Victors got money, right? It wasn’t like they needed it. She could use her winnings to expand the factory, make sure operations kept running. Hell, she could buy the factory with that money, although usurping her own family for the sake of a power trip probably wouldn’t endear her in their eyes. How did one even begin to explain that they volunteered to prove that they were the rightful heir to the family enterprise, that everything belonging to Night and Eve should belong to Fleur?
She nibbled at her lip. There was no script to fall back on for this one.
"Like…" she began, faltering. "Ensuring our future is secure. We already have it pretty good, but it doesn’t hurt to add more cushions."
Fleur couldn’t see if Thread was looking at her, but she conjured up what little energy she had left in her reserves to roll onto her side, facing the legs of a picnic table. She wasn’t sure if her face was warm from the heat, the poison, or the crushing realization that she couldn’t justify what she was doing to anyone but herself.
"Sometimes talking to Stitch, that’s how he would phrase things," Thread said, and Fleur internally wrote it down as something else she (unfortunately) had in common with her ally’s dead brother. "Especially when asked why he always put so much on his shoulders. But you know what I’ve learned since coming here?”
"What’s that?" Fleur croaked. Her stomach gurgled, and she wrapped her arm around her torso.
"No one asked him to, including myself. "
The words made Fleur squeeze her eyes shut. Katydid Lomagne, the girl she had volunteered for, appeared in the dark of her escapism. You’re full of shit, Adroxis, she’d told her in the justice building.
Thread must have sensed her discomfort, or simply had enough sense to know that making broad statements without context might upset people. "Though I’m not saying your sentiment isn’t well-placed."
She wanted to defend herself, scream that she had all the right intentions and that she really was doing this for her family’s future, a future with her at the helm. Because if Fleur were in charge, there wouldn’t be so many people running around Nine aware of their dealings, flaunting their knowledge, and meeting the end of a barrel because they decided to fuck around and fight out. But those were shitty excuses, and those were hypotheticals not guaranteed to come to fruition.
"Does it have to be an ask?" she rasped. "Can’t we just do, as long as we don’t ask for…" For recognition? Liar.
"For more than what people are willing to give?" she decided on.
"I don’t think the world works like that."

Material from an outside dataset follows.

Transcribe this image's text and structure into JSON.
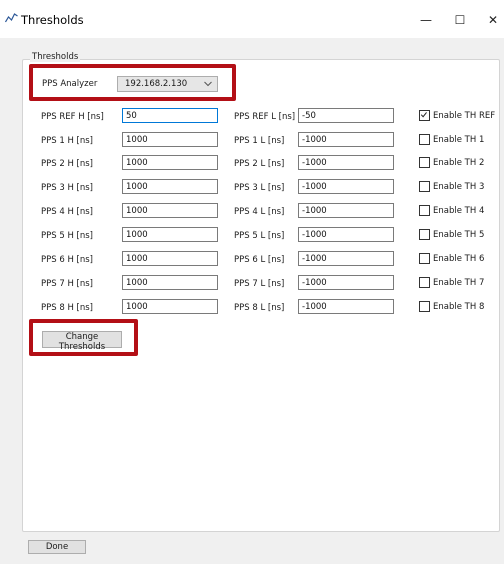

There’s silence for a moment, and Fleur wondered if Thread had fallen asleep, even though she knew logically that he wouldn’t.
"People give enough of themselves," he finally said. "It’s when they don’t realize they’re being taken advantage of that’s their downfall."
Fleur gave more of a head jerk than a nod in response, neck aching. No one had asked her to do what she did. She wasn’t being taken advantage of, although she still found herself doing the thankless task of taking "be willing to die for the family" literally. Her envy was her downfall.
"What would yours be?" she asked. "Your downfall?"
"Wanting to prove to anyone that I am not my brother," Thread responded, and Fleur slowly swiveled her upper body to look at him. A weight to carry, indeed.
He tacked on something else about not wanting to be a monster, and Fleur found she was able to volunteer the whole truth this time. "For what it’s worth, I don’t think you are one."
He smiled, and her cheeks stretched into what felt like one. "Thanks. Has the antidote kicked in yet."
"Think so," Fleur breathed, allowing her body to relax back into the rescue position. "My legs still feel like jelly, but I’m not dead so I consider that a net positive."
"We both survived. That’s all that matters. Right?"
"Right. That’s all we can do."
Thread volunteered to take first watch, and Fleur viewed it as a blessing. No point in being afraid of dying in her sleep when Thread could easily overtake her while she was awake and recovering from being poisoned by a literal flower. "Maybe I can sleep off the wooziness."
What Fleur wouldn’t be able to forget about in the morning, though, was her own deep selfishness.